Selon l’Association des juristes sénégalais (Ajs), en deux ans (2018-2019), les statistiques n’ont fait que grimper. Pour l’année 2018, l’Association avait recensé 6289 cas de violence basée sur le genre (Vbg) enregistrés dans les boutiques de droit dont 1425 cas de viol. De janvier à octobre 2019, « 9245 cas » ont été répertoriés dans les différentes boutiques de violence basée sur le genre (Vbg) dont « 1206 cas de viols ». Et lors de la journée mondiale contre les violences faites aux femmes, célébrée partout dans le monde le 25 novembre 2020, le comité de lutte contre les violences faites aux femmes et aux filles avait dénombré entre le mois de mars et d’octobre, 45 cas de violences basées sur le genre. Une situation très inquiétante et qui demande de corser les mesures, notamment la loi sur la criminalisation du viol et de la pédophilie. Selon la chargée de communication de l’Association des juristes sénégalaises, Mme Amy Sakho, « l’état des lieux concernant les violences faites aux femmes et aux hommes est très difficile à faire parce que l’impact de la covid19 ne permet de réactualiser les chiffres. Les violences répertoriées étaient physiques, verbales ou morales. « Mais aujourd’hui avec la Covid 19, les violences notées sont économiques et physiques. Cette situation s’explique dans la mesure où les facteurs aggravants sont les pertes de revenus. Les femmes avaient l’habitude de faire de petits commerces et de travailler pour se prendre en charge et faire leurs dépenses quotidiennes sans même demander aux maris.
Pratiquement beaucoup de charges étaient sur le dos des femmes. Mais l’avènement de la Covid a tout fait basculer, et beaucoup de femmes sont obligées de vivre au dépend de leur mari, ce qui fait qu’elles subissent des violences économiques dans la mesure où le mari refuse parfois de donner la dépense quotidienne ou bien ne participe pas aux charges du foyer » souligne Amy Sakho. La chargée de communication de l’AJS ajoute « toute cette situation est purement une violence purement économique. Alors que le code de la famille nous dit carrément que c’est le mari qui a l’obligation d’entretenir sa femme et ses enfants. « Dans 7 régions, nous avons ouvert des centres d’assistance qu’on appelle les boutiques de droit.
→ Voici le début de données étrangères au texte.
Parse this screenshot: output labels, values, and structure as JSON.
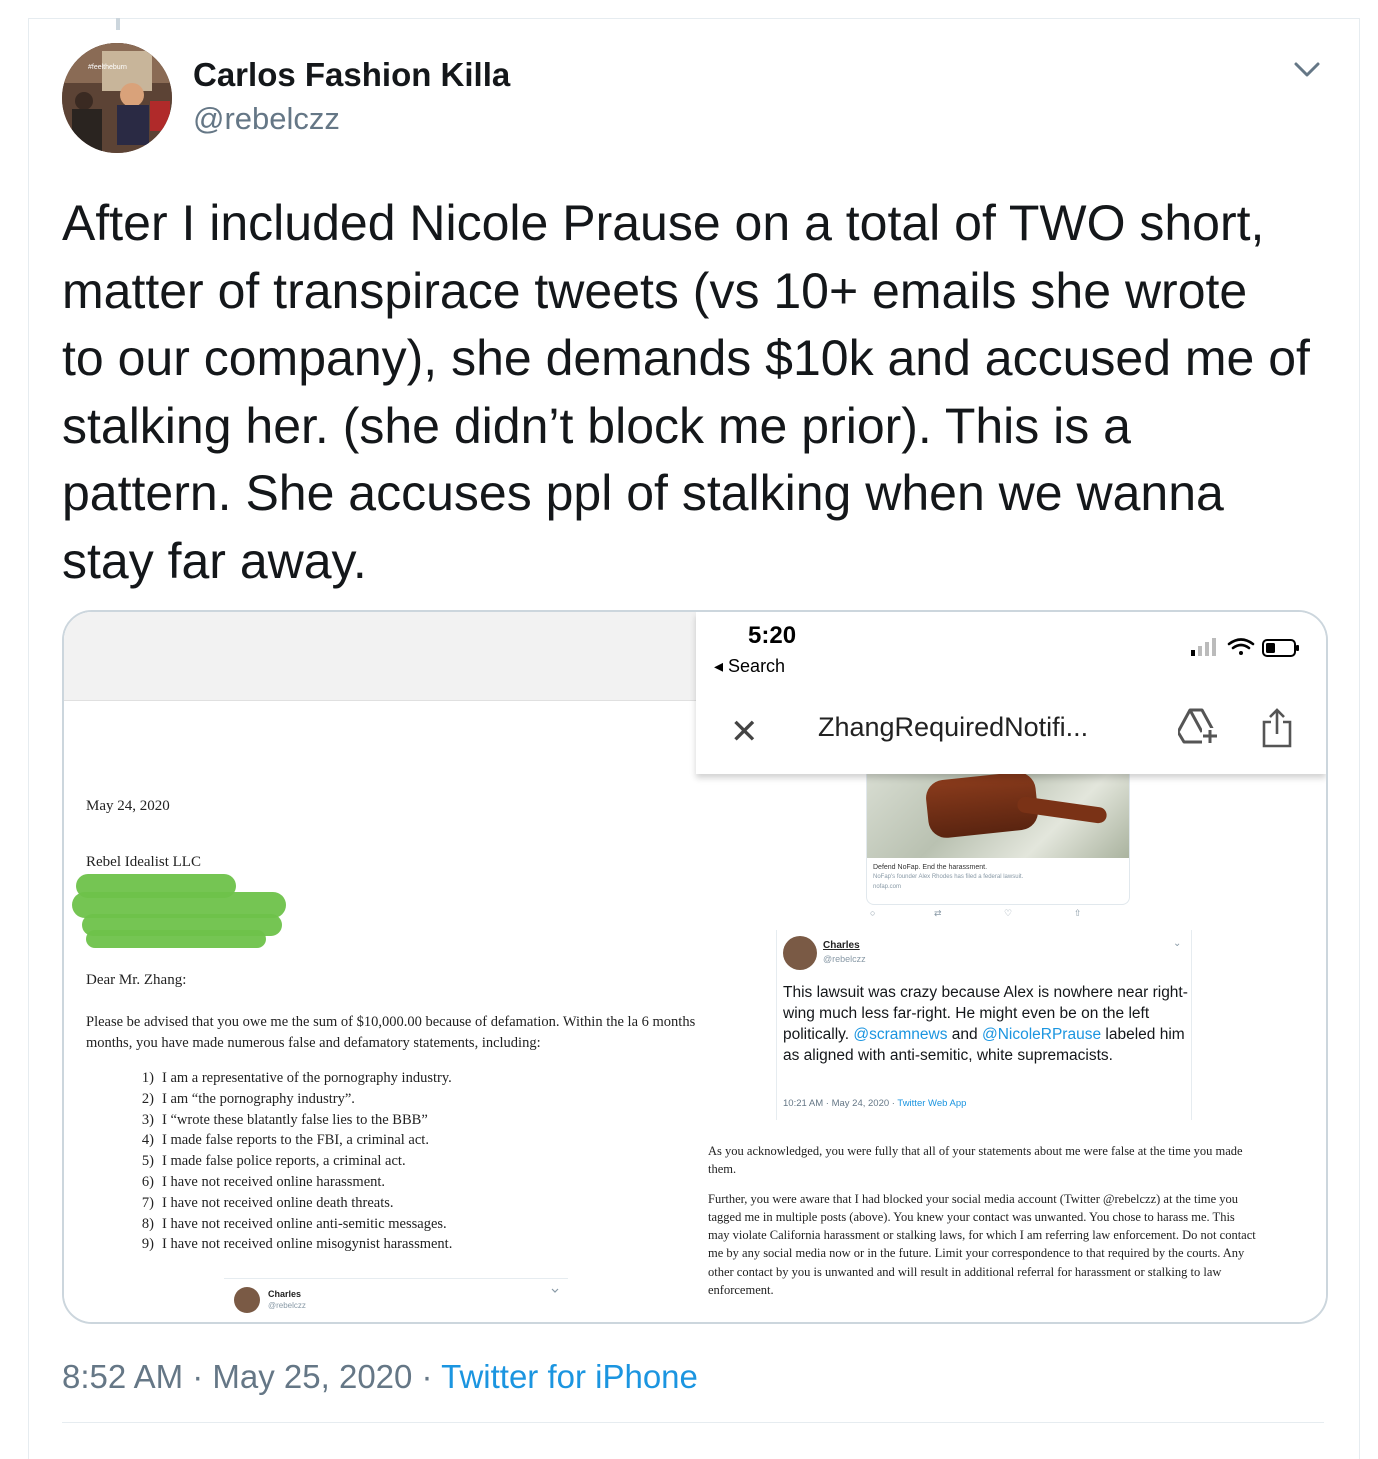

A Dakar il y a ces boutiques de droit précisément à Pikine, à la Medina. Il y en aussi à Thiès, Kaolack, Ziguinchor, Kolda Sédhiou et Kébémer. La hausse des violences conjugales s’explique parce que les femmes ont maintenant le courage de dénoncer car elles savent qu’elles pourront être accompagnées par l’Association des femmes juristes du Sénégal (AJS) à travers ces boutiques de droit » informe Mme Sakho.